Re: functional positivism?
HUFFMANS@msuvx2.memphis.edu
Thu, 12 Oct 1995 20:53:17 -0500 (CDT)
AJ sez: >
>I wholeheartedly agree with you, but in doing so, acknowledge that
>aas a constructivist, I must suffer the consequences of allowing for
>others' constructions to be valid to them (in as far as they don't
>gotta change it if they don't wanna). This is essentially the
>argument against constructivism and post modernism in general by
>empiricists whoo point to the revisionist historians, bigots and
>racists who claim that events like the Holocaust didn't really happen.
>I know it didn't, YOU know it didn't, but THEY DON'T CARE ABOUT WHAT
>WE KNOW!
>
This is the point, IMHO, that we have to take a narrative stance on events
which were experienced by a number of construing individuals. We gotta ask, is
there a story which is more coherent than other stories which could be told?

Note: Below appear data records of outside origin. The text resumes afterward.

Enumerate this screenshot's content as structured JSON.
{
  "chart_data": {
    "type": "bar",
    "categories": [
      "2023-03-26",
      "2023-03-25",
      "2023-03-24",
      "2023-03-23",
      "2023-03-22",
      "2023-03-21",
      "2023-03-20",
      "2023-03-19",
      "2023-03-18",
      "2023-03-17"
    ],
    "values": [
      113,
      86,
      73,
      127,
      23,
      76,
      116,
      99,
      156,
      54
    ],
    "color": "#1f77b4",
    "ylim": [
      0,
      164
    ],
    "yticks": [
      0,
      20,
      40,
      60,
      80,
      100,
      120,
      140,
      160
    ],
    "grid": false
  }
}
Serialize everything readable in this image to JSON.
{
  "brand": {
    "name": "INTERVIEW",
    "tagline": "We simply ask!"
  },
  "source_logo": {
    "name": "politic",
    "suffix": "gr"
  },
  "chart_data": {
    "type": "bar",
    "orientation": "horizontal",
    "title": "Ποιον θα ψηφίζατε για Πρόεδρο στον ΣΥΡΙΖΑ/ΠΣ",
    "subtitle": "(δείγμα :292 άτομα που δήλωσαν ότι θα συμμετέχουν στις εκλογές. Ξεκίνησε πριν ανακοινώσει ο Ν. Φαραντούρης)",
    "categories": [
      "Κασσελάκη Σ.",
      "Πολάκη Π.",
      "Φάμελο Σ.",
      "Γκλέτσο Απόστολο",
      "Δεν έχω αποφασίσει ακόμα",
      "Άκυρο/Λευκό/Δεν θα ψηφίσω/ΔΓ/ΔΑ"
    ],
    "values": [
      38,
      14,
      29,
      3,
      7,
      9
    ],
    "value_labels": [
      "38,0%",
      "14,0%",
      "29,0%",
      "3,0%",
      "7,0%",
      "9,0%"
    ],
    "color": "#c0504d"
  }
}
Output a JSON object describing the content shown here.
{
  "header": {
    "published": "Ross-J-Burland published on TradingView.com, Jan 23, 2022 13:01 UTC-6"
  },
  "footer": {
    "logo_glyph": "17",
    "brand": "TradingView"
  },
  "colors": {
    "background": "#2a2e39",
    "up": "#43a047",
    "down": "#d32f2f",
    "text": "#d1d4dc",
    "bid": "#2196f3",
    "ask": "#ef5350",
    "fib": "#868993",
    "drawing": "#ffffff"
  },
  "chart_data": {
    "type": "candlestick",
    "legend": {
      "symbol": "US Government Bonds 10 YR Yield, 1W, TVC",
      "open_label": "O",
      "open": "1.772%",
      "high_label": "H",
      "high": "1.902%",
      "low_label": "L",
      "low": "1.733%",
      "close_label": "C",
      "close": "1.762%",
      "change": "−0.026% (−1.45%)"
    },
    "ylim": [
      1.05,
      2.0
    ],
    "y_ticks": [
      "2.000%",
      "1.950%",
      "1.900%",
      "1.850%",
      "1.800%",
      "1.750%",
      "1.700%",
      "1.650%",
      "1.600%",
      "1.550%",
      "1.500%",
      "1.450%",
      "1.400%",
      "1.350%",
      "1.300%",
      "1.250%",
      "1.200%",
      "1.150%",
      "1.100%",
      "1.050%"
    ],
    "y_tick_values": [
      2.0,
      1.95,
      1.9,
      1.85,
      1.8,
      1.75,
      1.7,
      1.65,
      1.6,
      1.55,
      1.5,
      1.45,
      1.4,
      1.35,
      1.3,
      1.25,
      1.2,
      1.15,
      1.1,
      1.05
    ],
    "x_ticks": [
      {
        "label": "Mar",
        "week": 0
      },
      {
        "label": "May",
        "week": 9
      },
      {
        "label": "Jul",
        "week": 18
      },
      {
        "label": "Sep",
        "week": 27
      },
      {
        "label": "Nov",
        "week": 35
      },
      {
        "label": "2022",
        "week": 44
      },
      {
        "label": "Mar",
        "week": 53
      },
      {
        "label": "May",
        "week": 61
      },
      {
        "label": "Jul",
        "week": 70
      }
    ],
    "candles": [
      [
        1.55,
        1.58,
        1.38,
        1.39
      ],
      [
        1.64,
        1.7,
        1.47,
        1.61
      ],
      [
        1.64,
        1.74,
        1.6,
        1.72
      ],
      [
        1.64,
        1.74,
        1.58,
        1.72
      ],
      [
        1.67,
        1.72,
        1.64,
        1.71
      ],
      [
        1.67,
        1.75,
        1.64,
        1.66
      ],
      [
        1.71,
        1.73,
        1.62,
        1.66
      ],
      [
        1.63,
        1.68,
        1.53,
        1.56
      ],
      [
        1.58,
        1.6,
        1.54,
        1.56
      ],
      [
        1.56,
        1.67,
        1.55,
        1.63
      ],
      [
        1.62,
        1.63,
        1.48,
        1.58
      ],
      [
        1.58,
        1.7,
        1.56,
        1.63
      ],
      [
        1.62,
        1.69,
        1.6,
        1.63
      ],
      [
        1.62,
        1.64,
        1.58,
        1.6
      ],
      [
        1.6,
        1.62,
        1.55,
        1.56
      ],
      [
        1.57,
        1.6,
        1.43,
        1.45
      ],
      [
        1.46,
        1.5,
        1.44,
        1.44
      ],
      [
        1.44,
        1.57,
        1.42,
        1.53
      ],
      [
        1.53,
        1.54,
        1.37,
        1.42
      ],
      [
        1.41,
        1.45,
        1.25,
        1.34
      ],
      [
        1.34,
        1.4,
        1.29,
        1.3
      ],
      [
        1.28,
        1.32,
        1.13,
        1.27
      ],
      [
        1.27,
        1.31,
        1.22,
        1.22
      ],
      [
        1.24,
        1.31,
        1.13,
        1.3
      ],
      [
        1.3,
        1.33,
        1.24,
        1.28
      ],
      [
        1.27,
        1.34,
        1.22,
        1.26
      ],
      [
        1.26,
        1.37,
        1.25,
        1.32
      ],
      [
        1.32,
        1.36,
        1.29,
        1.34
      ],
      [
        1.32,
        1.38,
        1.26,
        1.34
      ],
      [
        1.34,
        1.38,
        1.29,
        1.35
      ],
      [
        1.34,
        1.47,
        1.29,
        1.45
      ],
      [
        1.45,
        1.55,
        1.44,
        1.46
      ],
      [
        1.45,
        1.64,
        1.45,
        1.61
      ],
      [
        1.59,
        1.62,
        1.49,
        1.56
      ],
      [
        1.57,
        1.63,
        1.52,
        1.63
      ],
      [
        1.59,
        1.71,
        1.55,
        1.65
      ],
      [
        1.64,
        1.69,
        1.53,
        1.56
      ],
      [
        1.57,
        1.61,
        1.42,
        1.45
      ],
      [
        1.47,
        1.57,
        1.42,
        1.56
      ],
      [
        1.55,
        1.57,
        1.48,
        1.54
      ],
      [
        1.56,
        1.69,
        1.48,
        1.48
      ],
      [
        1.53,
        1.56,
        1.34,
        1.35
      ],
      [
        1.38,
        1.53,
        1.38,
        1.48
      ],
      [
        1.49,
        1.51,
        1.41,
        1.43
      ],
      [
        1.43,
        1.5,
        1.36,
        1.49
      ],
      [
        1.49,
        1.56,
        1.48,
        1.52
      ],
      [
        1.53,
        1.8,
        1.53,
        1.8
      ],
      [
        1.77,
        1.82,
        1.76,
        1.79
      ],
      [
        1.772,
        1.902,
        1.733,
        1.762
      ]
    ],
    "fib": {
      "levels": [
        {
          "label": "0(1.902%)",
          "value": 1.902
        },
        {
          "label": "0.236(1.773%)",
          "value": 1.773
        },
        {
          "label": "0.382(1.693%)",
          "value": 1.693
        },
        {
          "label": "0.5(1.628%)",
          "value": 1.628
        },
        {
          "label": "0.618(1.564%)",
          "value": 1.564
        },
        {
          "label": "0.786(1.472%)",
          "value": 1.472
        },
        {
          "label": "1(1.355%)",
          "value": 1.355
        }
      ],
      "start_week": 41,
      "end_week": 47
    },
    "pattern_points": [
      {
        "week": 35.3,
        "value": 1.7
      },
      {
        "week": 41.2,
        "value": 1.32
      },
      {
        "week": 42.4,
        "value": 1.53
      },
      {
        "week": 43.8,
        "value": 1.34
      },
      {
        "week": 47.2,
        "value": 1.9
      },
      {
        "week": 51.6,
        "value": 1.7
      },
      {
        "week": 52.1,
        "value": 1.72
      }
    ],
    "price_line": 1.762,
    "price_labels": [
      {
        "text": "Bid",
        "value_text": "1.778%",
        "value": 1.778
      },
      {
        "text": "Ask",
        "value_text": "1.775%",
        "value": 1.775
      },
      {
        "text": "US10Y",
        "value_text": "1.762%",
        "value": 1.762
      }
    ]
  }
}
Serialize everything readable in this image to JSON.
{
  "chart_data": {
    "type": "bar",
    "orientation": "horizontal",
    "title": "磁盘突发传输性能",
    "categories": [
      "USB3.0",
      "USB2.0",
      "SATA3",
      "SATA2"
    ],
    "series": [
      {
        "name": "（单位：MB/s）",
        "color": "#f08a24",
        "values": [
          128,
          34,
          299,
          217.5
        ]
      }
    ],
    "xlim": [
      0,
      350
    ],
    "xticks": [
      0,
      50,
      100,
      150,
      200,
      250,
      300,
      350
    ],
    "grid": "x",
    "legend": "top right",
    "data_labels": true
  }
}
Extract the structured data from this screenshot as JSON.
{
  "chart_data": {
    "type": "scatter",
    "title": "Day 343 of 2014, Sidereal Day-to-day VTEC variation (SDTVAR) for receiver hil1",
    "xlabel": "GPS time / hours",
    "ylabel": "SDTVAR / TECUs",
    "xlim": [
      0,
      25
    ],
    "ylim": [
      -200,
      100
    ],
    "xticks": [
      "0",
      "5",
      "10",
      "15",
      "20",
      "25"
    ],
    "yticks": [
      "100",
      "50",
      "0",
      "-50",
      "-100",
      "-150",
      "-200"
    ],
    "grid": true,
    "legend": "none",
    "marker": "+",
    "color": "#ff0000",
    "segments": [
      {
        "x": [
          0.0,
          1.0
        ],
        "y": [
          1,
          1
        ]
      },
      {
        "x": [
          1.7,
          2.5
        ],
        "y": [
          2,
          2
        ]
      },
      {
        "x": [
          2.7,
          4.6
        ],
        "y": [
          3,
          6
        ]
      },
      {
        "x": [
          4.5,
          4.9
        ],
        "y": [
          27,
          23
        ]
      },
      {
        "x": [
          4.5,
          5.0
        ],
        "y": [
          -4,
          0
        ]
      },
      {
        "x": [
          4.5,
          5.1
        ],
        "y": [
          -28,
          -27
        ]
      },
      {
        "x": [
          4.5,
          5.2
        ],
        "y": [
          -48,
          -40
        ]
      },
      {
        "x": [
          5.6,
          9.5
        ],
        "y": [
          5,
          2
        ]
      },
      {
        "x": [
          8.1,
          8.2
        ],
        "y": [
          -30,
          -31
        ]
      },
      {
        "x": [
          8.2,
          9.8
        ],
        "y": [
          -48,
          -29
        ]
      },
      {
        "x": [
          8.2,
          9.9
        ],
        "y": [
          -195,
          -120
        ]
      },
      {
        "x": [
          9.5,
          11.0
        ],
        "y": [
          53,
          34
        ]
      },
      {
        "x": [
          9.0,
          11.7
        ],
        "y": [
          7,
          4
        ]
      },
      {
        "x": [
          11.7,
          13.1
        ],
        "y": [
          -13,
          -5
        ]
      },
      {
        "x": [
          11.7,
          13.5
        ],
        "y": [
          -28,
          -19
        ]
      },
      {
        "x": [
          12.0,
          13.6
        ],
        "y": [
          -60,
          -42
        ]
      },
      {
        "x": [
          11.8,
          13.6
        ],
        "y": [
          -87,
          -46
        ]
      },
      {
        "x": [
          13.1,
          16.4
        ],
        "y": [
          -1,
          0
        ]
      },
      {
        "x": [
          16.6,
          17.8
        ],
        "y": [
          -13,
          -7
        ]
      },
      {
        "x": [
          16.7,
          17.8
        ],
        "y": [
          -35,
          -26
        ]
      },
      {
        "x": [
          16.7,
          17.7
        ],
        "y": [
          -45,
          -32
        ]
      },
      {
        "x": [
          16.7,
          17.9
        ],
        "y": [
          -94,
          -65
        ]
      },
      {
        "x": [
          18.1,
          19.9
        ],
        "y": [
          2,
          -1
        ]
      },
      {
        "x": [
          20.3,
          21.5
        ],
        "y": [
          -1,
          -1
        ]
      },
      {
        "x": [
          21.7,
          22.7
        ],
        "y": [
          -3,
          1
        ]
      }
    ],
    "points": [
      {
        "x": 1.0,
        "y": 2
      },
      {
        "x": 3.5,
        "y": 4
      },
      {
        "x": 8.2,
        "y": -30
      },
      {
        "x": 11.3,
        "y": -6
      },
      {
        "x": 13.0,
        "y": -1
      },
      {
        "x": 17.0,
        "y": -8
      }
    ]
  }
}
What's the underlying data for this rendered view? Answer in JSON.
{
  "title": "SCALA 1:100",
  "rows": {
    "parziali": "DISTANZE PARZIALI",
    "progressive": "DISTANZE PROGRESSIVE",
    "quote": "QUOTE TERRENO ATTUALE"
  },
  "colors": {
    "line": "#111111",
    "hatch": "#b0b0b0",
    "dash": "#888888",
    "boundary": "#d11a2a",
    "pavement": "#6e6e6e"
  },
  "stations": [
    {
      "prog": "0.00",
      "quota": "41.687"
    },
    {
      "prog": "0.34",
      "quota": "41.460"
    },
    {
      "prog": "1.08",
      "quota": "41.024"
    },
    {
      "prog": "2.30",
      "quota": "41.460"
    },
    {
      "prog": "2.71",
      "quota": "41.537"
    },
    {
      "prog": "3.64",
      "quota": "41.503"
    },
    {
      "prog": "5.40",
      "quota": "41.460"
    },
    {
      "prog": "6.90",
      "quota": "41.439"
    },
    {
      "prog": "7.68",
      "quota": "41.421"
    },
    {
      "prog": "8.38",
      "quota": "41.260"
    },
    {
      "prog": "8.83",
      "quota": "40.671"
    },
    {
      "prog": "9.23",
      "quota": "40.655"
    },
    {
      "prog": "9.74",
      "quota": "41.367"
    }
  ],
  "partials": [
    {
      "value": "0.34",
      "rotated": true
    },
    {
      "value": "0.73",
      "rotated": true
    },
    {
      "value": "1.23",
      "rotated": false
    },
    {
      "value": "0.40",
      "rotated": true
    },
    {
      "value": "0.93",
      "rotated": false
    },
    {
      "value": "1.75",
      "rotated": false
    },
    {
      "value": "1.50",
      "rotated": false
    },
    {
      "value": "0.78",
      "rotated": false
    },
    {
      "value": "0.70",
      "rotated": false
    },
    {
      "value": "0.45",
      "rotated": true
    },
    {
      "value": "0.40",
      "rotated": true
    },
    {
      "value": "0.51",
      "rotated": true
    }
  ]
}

You and I could stand outside with a bunch of other people getting wet from
something coming down from the sky. Say, we call it "rain" and the others call
it something else. It really doesn't matter how many of them there are, if
"rain" is the most coherent story about what is going on. The big problem to
me is trying to deal with our issues in positivistic terms. At some point, we
have to be able to make a clean break and redefine "truth value" in our terms.